I've tried searching the site for ideas on safely storing wine and liquor bottles. In our 298re there is a cabinet under the galley counter close to the swivel chairs that we use now. Any ideas for keeping them safe from breakage while on the road would be appreciated. For the moment, we use a cardboard wine bottle case with dividers in it. Perhaps a bit "Beverly Hillbilly", but it works. 
My wife would like something nicer.

Thanks, Dave


----------



## Eaglescout5 (Feb 17, 2014)

I would say the best place is in a cooler sitting rite beside you so you can reach them when needed. Just kidding. A little humor, very little!


----------



## Bill & Kate (Apr 28, 2012)

Like you, we use a cardboard wine box with dividers while we are in transit, and usually unopened bottles end up staying in the box under the dining table until they are needed. Open bottles end up in the big cabinet high up next to the fridge until it's time to move, then they go back in the box for transit.


----------



## ftwildernessguy (Oct 12, 2009)

We put down towels in the bathtub, then wrap the bottles in dish towels and lay them down in the tub. Never had any breakage, but if we do it will go down the drain.


----------



## MJV (Apr 19, 2012)

In our 210RS (2011 model ) we use the compartment in the bathroom just opposite , where the under sink laundry hamper was . This is the approx. 14 inch ?? high door , right by the john. We found a plastic container that fits almost perfectly in it, so the bottles do not tip over, and the door has never popped open. It dosen't hurt --if possible-- to buy Captain Morgan, or Rye, or Vodka or Rum in plastic bottles, and the correct height , if available. The trick is to keep it full and well stocked so the bottles don't rattle , or tip over !!!--LOL. ( do you know --"wine in a box" stores easily , and is not breakable !! Also quite delicious!!!)
Other than that , the beer is in cans in the frig--with the extra under the dinette seats--with possible extra wine bottles wrapped in a towel, in there to !!!
No we are not Alcholics (hope this does not sound like it ) but that is how we do it--never broken or spilled any yet !!! Marcel and Sharon!


----------



## Oregon_Camper (Sep 13, 2004)

Found these pressure bar at Camping World.

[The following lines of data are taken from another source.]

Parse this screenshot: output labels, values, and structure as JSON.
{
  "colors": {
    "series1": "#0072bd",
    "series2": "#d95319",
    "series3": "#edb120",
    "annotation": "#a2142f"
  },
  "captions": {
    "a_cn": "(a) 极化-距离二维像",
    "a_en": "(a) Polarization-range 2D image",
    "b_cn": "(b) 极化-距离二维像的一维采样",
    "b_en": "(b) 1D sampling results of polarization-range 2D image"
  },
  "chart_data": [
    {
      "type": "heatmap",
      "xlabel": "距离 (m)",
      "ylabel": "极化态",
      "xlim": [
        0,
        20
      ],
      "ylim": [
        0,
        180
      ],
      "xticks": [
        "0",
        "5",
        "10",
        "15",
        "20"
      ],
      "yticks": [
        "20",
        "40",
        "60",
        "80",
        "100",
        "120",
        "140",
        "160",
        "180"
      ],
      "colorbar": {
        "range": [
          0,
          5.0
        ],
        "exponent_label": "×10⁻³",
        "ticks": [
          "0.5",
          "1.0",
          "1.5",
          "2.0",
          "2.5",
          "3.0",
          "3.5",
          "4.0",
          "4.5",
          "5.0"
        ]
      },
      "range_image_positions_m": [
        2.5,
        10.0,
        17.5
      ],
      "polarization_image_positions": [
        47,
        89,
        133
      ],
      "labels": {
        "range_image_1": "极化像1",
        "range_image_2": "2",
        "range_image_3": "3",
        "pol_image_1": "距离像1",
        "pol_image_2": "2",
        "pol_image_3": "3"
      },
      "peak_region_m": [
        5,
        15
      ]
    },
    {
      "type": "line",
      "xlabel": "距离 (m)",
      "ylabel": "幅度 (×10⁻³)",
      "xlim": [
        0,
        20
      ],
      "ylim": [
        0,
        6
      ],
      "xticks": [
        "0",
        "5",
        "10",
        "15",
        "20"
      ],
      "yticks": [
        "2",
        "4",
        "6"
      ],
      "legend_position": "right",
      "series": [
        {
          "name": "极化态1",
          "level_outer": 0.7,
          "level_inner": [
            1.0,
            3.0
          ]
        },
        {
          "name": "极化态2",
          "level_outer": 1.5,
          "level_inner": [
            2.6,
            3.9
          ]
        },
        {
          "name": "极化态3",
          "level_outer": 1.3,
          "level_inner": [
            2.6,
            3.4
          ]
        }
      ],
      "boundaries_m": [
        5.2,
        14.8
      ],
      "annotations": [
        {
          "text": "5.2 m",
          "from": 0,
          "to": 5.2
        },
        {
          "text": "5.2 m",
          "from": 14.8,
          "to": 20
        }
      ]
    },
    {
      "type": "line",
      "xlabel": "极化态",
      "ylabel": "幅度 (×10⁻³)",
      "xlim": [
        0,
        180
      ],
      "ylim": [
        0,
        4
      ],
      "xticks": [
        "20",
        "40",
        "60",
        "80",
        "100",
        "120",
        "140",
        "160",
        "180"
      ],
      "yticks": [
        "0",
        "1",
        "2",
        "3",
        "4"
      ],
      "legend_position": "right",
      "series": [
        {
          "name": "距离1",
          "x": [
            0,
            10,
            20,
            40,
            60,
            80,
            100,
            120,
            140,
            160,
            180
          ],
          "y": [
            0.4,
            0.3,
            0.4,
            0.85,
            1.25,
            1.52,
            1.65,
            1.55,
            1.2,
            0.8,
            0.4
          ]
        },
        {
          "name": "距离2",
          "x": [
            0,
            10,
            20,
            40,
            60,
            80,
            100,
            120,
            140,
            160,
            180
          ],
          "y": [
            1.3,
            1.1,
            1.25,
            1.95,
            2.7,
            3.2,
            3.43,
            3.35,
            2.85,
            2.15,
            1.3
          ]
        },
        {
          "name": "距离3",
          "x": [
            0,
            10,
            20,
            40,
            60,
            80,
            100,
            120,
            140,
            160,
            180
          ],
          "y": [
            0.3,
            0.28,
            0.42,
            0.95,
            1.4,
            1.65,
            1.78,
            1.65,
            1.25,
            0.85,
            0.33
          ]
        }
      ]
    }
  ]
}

Does a GREAT job of keeping all the bottles in place. I have two pressure bars in this cabinet....one in front & one between the first & second row of bottles. Then I put my pillow in the cabinet last (shutting the cabinet door after) to provide the last bit of cushion needed to protect my nectar of the gods.... J


----------



## Lofty Dreams (Mar 15, 2014)

We also just buy our wine by the case so it's protected. Keeping it in the tub is also a great idea...and thanks to Oregon Camper now I know what the mini curtain rod we found from the last owner is for


----------



## W5CI (Apr 21, 2009)

Wine in a Box is the Best way to go, and it Last much Longer as no air ever reaches the Wine.


----------



## TwoElkhounds (Mar 11, 2007)

W5CI said:


> Wine in a Box is the Best way to go, and it Last much Longer as no air ever reaches the Wine.


This is the way we go as well.

Now I just need to find a source for Jack in a box and I would be all set!

DAN


----------



## deepvee16 (Jan 27, 2014)

This thread is too funny! I see now where the priority's lay. 
Thank you all for the wonderful advice.
Dave


----------



## Oregon_Camper (Sep 13, 2004)

TwoElkhounds said:


> Now I just need to find a source for Jack in a box and I would be all set!


...I seem to think we would make good camping buddies.


----------



## H2oSprayer (Aug 5, 2006)

TwoElkhounds said:


> Now I just need to find a source for Jack in a box and I would be all set!


Large enough "box" for ya?


----------



## Oregon_Camper (Sep 13, 2004)

H2oSprayer said:


> Large enough "box" for ya?


That should cover a quick 3 day weekend trip.

Do they deliver?


----------



## Eaglescout5 (Feb 17, 2014)

Oregon camper were those Red Solo cups you had in there. Because there not just a cup you know.


----------



## TwoElkhounds (Mar 11, 2007)

Oregon_Camper said:


> Now I just need to find a source for Jack in a box and I would be all set!


...I seem to think we would make good camping buddies.
[/quote]

Well, hop in the truck and head to Cedar Point rally in June! You can be there in two days if you pound out the miles. Or, you could catch a plane and rent a cabin, I'll pick you up at the Cleveland airport! Either way, I will have a bottle of Jack waiting for you!









DAN


----------



## TwoElkhounds (Mar 11, 2007)

H2oSprayer said:


> Now I just need to find a source for Jack in a box and I would be all set!


Large enough "box" for ya?
















[/quote]

LOL, I'd follow that truck to the ends of the earth!! Man I wish I had that job!!


----------



## Oregon_Camper (Sep 13, 2004)

Eaglescout5 said:


> Oregon camper were those Red Solo cups you had in there. Because there not just a cup you know.


....that's what Toby says.


----------